Canadian Western S-P-F producers reported an undercurrent of good takeaway amid the overall pullback in demand. The buying frenzy of previous months was gone but sawmills did not expect prices to come off in any serious measure going forward. Demand for #2&Btr dimension and #3/Utility 2×4 R/L remained robust, while that for six inch #3 and for #4/Economy were softer, according to sellers. Log decks were still in good shape for the time being while rail car supply continued to be a struggle.
Prices remained flat on almost all items for the week ending May 27, 2021 as benchmark softwood lumber commodity item Western S-P-F KD 2×4 #2&Btr wholesaler price remained at US$1,640 mfbm, once again.
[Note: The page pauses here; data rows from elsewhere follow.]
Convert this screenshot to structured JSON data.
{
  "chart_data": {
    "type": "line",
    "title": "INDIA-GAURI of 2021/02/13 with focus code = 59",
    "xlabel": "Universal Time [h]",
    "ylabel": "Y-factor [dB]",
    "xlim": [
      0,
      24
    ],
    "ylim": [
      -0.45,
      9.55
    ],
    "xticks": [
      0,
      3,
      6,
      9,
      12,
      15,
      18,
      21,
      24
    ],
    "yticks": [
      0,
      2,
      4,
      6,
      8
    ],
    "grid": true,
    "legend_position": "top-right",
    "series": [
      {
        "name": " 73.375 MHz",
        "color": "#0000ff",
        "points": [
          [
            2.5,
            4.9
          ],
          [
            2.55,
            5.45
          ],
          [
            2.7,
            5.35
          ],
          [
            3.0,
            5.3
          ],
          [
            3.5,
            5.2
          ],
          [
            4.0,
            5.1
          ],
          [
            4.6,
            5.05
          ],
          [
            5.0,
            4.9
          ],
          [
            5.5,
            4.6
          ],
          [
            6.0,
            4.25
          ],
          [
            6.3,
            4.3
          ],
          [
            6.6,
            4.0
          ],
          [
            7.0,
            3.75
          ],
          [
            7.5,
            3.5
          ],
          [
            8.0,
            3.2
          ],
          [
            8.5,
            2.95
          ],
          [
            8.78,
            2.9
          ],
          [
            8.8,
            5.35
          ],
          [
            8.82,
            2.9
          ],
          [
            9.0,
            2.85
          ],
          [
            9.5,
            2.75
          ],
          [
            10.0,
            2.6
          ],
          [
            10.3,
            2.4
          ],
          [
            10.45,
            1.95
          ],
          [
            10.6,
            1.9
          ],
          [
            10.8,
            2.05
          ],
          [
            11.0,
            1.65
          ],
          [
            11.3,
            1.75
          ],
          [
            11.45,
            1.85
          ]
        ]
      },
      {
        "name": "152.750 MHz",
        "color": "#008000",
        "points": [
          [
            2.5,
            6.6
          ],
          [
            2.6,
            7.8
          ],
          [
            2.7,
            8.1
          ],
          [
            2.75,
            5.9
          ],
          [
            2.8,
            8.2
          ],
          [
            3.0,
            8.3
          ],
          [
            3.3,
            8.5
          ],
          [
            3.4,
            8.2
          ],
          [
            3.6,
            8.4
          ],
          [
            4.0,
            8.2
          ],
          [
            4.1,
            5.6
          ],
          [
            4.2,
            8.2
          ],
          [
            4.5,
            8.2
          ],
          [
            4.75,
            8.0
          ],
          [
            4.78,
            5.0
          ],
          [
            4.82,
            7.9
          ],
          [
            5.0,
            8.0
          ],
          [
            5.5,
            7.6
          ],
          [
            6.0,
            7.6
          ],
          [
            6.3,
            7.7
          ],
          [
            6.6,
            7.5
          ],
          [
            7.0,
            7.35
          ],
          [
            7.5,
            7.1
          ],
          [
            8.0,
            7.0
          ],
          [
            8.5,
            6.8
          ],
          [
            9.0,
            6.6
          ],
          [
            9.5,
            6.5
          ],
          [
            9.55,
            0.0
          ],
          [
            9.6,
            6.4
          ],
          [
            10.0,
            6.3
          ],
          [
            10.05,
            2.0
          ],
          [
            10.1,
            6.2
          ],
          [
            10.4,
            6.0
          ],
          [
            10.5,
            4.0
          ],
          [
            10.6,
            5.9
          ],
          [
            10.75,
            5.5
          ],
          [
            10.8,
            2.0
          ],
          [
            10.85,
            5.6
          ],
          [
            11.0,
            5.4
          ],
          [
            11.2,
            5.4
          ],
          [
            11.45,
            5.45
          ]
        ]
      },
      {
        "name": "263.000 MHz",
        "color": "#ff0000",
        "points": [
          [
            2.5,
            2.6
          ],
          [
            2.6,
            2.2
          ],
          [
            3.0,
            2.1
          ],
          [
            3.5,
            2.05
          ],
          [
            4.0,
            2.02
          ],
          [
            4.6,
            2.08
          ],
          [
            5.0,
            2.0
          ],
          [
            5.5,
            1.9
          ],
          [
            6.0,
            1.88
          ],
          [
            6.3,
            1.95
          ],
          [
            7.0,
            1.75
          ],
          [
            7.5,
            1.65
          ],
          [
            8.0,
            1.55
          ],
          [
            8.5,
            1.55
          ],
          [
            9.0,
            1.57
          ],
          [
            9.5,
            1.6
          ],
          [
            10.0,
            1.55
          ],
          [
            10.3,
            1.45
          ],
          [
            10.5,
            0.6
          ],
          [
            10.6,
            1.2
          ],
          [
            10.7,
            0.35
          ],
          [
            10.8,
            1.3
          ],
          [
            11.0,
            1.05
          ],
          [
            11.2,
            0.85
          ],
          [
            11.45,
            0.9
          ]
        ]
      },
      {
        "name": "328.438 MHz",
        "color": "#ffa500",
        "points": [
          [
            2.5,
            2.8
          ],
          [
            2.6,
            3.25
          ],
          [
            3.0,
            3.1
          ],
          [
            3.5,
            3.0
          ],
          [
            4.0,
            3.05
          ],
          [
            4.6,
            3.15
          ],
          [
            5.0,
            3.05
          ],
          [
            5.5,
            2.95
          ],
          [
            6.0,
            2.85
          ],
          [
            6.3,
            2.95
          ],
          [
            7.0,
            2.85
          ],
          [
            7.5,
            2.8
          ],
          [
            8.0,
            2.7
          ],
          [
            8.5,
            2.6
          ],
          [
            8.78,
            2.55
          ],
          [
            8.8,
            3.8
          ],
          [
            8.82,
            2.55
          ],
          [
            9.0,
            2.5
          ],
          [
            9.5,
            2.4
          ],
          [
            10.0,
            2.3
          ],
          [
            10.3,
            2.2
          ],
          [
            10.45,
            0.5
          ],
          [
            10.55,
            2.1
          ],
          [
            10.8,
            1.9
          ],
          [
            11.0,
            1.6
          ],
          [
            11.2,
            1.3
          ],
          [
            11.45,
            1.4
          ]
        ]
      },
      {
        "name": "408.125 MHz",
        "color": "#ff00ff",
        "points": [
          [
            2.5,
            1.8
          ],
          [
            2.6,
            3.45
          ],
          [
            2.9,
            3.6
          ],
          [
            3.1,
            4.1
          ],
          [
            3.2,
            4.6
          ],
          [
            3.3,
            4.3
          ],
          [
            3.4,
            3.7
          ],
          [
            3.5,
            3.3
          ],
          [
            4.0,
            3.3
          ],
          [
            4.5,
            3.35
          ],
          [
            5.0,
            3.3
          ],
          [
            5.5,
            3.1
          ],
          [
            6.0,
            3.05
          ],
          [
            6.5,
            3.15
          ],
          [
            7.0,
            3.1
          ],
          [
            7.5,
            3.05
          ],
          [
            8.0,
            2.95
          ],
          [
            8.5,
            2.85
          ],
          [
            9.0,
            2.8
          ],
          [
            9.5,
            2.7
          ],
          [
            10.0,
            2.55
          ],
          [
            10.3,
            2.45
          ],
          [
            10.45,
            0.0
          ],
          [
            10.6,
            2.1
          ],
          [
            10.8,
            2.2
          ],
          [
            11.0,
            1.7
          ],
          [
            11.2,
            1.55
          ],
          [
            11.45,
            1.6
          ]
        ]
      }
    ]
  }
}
That week’s price is up by +$23, or +1%, from one month ago when it was $1,618.
“Eastern Canadian producers held their #2&Btr lumber prices flat or discounted between $10 and $55. According to traders, sawmills had trouble selling at lower numbers as buyers were extremely cautious after seeing this latest sales pause extend another week.” — Madison’s Lumber Reporter
Compared to the price one-year-ago, when it was US$378 mfbm, for the week ending May 27, 2021, the price of Western S-P-F KD 2×4 was up by +$1,262, or +334%.